Fraenkel Gallery is pleased to present an exhibition of new photographs by the British artist Idris Khan. Khan is most recognized for his multi-layered photographs that draw from sources as wide-ranging as musical scores, literary texts, and the history of art and photography. While his photographs pay homage to the originals, something entirely new emerges in the process. Approximately thirteen new photographs will be on view.

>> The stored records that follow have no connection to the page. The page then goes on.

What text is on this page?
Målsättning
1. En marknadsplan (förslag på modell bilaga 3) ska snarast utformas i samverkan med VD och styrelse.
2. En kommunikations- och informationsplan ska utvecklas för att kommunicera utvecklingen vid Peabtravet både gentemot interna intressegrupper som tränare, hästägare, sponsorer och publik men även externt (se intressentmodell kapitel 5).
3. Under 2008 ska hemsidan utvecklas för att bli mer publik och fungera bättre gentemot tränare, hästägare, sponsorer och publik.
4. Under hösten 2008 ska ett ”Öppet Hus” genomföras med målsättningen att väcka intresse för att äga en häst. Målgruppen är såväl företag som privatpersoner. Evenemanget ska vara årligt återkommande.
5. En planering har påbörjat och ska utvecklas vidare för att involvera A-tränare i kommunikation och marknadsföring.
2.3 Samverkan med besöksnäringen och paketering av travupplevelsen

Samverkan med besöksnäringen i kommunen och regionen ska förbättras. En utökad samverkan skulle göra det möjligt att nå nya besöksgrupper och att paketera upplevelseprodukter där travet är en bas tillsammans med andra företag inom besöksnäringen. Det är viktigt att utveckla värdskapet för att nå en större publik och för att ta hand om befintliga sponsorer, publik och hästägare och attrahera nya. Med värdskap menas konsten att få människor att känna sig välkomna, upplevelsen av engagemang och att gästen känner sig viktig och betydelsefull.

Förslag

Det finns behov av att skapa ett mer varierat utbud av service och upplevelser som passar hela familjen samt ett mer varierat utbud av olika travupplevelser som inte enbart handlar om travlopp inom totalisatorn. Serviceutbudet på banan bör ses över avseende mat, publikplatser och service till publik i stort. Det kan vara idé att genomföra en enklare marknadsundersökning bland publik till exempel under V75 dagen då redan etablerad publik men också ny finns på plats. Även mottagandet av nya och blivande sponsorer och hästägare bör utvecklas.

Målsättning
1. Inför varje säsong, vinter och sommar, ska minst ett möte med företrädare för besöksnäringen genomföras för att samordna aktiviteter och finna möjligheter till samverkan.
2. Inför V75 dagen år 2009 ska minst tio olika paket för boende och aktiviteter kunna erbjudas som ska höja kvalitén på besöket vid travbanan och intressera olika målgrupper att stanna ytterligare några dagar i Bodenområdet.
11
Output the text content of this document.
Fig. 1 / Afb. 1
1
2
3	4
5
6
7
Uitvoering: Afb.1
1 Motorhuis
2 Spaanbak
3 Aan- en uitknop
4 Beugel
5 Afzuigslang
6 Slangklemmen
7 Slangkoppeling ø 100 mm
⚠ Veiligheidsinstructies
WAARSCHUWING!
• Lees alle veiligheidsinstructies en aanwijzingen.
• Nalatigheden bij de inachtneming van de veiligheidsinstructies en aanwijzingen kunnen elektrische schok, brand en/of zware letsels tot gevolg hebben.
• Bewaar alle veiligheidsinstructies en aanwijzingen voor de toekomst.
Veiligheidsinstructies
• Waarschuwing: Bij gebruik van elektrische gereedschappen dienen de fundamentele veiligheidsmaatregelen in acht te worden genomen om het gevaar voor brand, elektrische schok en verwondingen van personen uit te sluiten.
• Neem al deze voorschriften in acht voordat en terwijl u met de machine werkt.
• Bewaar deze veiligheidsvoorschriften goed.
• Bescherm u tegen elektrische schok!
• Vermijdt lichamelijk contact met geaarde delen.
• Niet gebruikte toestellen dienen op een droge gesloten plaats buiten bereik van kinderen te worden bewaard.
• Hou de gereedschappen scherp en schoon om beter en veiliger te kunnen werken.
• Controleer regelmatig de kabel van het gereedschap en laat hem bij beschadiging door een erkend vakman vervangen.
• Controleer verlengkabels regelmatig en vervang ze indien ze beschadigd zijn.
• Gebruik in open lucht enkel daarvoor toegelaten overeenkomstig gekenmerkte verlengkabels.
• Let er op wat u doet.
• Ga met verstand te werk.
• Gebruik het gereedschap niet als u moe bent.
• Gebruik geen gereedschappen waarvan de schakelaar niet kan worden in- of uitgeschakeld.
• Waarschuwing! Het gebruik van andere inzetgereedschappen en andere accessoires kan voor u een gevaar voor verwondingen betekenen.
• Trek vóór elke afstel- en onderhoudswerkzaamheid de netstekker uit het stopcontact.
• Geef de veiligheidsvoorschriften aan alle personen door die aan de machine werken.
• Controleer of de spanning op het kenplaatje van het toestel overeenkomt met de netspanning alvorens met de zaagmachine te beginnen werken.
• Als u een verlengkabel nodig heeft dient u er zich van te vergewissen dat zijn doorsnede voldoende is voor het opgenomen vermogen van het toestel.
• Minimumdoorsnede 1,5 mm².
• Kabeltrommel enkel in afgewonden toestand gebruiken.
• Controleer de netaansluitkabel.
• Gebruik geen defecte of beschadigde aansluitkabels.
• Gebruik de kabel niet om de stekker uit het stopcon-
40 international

Khan has consistently mined the history of art and literature for inspiration and source material. In this new body of work, a simple documentary photograph—Cy Twombly’s own snapshot of an unfinished blackboard painting in his studio in the 1960s—is his point of departure. Inspired by this photograph, Khan built a large chalkboard in his studio and documented the process of creating his own images triggered by Twombly’s famous scrawls and scribbles. The resulting accretion of moments depicts both the nearly-readable marks, as well as their immediate erasure, superimposed upon each other in numerous layers.
In previous works, Khan has referenced the Bechers, Turner, Beethoven, and Rembrandt, among others; here he draws additional inspiration from John Cage, Agnes Martin, childhood poems, and ritual texts from the Islamic hajj. In recent years, sculpture and drawing have played a more pronounced role in his artistic practice as he blends homage and appropriation with his own mark-making.